Structured Query Language
History and Development
Structured Query Language (SQL) is a database language for managing data in a relation DBMS. Its original inception was based on a paper by Edgar F. Codd in 1970 titled A Relational Model of Data for Large Shared Data Banks (Codd 1970). Two employees working at IBM in the 1970s, Donald D. Chamberlin and Raymond F. Boyce, developed the first version of SQL in 1974 (Chamberlin and Boyce 1974).
The first official standard of SQL was SQL-86, or SQL1, which was published in 1986 by the American National Standards Institute (ANSI). The following table shows the release dates of major SQL standards along with a brief description of the changes made in each version.

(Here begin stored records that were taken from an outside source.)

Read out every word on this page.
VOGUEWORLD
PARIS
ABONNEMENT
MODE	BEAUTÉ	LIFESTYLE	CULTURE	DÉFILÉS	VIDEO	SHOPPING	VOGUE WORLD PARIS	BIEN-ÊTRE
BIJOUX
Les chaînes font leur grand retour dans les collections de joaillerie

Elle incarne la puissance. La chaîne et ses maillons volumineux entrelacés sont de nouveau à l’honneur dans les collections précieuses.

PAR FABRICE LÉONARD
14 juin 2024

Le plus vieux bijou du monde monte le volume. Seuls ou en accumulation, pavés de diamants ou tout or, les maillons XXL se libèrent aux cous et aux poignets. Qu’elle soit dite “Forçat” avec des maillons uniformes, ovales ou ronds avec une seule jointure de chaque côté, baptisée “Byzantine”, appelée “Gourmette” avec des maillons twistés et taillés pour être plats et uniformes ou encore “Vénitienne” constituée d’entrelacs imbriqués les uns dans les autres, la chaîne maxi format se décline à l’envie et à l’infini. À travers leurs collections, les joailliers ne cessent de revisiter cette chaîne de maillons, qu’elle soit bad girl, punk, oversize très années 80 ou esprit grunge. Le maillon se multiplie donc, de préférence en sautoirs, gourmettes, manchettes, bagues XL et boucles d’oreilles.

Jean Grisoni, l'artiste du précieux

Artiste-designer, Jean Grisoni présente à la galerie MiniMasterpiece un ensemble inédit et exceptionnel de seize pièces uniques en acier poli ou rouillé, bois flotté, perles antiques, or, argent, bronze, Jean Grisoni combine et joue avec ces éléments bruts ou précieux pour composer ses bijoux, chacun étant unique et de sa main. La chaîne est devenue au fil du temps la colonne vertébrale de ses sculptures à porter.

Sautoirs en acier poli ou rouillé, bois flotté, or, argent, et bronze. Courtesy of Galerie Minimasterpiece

Standard | Name | Description |
---|---|---|
SQL-86 | SQL1 | First official standard of SQL |
SQL-89 | SQL2 | Added support for integrity constraints, views, and assertions |
SQL-92 | SQL2 | Added support for triggers, recursive queries, and support for procedural programming |
SQL:1999 | SQL3 | Added support for object-relational features |
SQL:2003 | SQL3 | Added support for XML, window functions, and support for regular expressions |
SQL:2006 | SQL3 | Added more XML storage features and XQuery support |
SQL:2008 | SQL3 | Added support for TRUNCATE TABLE and enhanced MERGE statements |
SQL:2011 | SQL3 | Added support for temporal data |
SQL:2016 | SQL3 | Added support for JSON |
SQL:2023 | SQL3 | Added support for Propery Graph Queries and new JSON features |
Schemas
In our Introduction to Databases we discussed the concept of a schema as a definition of the structure of a database. In SQL, a schema is a collection of database objects, such as tables, views, and indexes. A schema is owned by a database user and has the same name as the user. A database user can own multiple schemas, and a schema can be owned by multiple users. A schema can also be owned by a role, which is a collection of users. A role can own multiple schemas, and a schema can be owned by multiple roles.

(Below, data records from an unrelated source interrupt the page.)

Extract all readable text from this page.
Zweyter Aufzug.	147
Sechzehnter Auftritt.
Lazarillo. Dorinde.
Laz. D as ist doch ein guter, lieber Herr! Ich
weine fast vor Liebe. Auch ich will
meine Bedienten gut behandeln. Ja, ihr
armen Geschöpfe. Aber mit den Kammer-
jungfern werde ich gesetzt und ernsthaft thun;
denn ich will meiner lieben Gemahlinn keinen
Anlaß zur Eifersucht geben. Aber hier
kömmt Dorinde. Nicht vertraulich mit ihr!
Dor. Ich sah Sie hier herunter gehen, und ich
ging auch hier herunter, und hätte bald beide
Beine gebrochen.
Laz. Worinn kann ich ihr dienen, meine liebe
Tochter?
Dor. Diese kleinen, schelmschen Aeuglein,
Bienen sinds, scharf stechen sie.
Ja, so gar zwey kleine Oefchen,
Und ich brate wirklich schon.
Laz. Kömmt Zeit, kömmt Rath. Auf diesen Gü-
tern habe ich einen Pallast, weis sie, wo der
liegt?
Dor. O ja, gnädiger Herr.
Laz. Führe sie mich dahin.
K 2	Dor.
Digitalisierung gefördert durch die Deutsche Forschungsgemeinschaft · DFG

There are several practical reasons for which we would want to create multiple schemas. For example, a database might be used by both a Human Resources and Healthcare Management application. Creating two separate schemas would ensure that data for each application is kept secure from unauthorized users. Multiple schemas are also used for testing and development processes. Large structural changes to an application may require a new scheme to be created. New features can be developed in the new schema while the old schema is still being used by the application.

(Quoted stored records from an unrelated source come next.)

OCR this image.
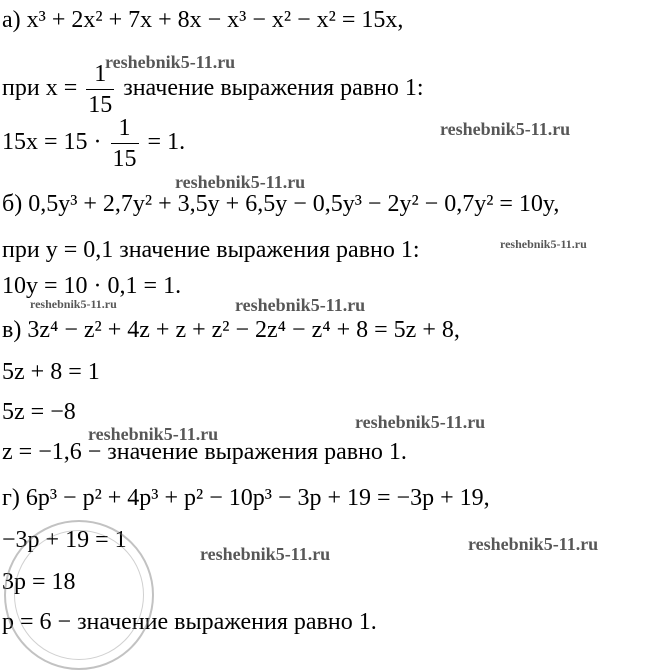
а) x³ + 2x² + 7x + 8x − x³ − x² − x² = 15x,
при $x = \frac{1}{15}$ значение выражения равно 1:
$15x = 15 \cdot \frac{1}{15} = 1$.
б) 0,5y³ + 2,7y² + 3,5y + 6,5y − 0,5y³ − 2y² − 0,7y² = 10y,
при y = 0,1 значение выражения равно 1:
10y = 10 · 0,1 = 1.
в) 3z⁴ − z² + 4z + z + z² − 2z⁴ − z⁴ + 8 = 5z + 8,
5z + 8 = 1
5z = −8
z = −1,6 − значение выражения равно 1.
г) 6p³ − p² + 4p³ + p² − 10p³ − 3p + 19 = −3p + 19,
−3p + 19 = 1
3p = 18
p = 6 − значение выражения равно 1.
reshebnik5-11.ru
reshebnik5-11.ru
reshebnik5-11.ru
reshebnik5-11.ru
reshebnik5-11.ru	reshebnik5-11.ru
reshebnik5-11.ru
reshebnik5-11.ru
reshebnik5-11.ru
reshebnik5-11.ru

The following command creates a new schema named MedApp
and assigns it to the user MedAdmin
.
CREATE SCHEMA MedApp AUTHORIZATION MedAdmin;
Data Types
SQL supports a wide variety of data types. The following table shows the most common data types supported by SQL.
Data Type | Description |
---|---|
CHAR(n) | Fixed-length character string. The maximum length is n characters. |
VARCHAR(n) | Variable-length character string. The maximum length is n characters. |
INT | Integer value. The maximum value is 2^31 - 1 . |
SMALLINT | Integer value. The maximum value is 2^15 - 1 . |
DECIMAL(i,j) | Fixed-point number. The maximum precision is 38 digits. The maximum scale is 38 digits. |
NUMERIC(i,j) | Fixed-point number. The maximum precision is 38 digits. The maximum scale is 38 digits. |
REAL | Floating-point number. The maximum precision is 6 digits. |
DOUBLE | Floating-point number. The maximum precision is 15 digits. |
DATE | Date value. The range is 1000-01-01 to 9999-12-31 . |
TIME | Time value. The range is 00:00:00 to 23:59:59 . |
TIMESTAMP | Date and time value. The range is 1000-01-01 00:00:00 to 9999-12-31 23:59:59 . |
CLOB(n) | Specifies columns with large text values. Maximum length specified in kilobytes (K), megabytes (M), or gigabytes (G) |
BIT(n) | Fixed-length bit string. |
BIT VARYING(n) | Variable-length bit string. |
BLOB(n) | Binary Large Object - used for images, video, and other large items. |
Creation
Creating schemas, databases, and tables is done with the CREATE
command. The following command creates a new database named RPG
.
CREATE DATABASE RPG;
When creating a new table, we must specify the name of the table and the attributes of the table. The following command creates a new table named Users
with four attributes.
CREATE TABLE Users (
user_id INT,
username VARCHAR(50),
email VARCHAR(50),
created_at TIMESTAMP
);
Constraints
Constraints allow us to add rules to our database that ensure the integrity of our data. There are several types of constraints that can be added to a table. For example, if a user is deleted, we may want to delete all of the user’s posts as well. This can be accomplished by adding a CASCADE
constraint to the DELETE
statement. We can also set a default value to each attribute. Constraints such as CHECK
and UNIQUE
can be added to ensure that the data is valid and unique. The following table shows the most common constraints supported by SQL.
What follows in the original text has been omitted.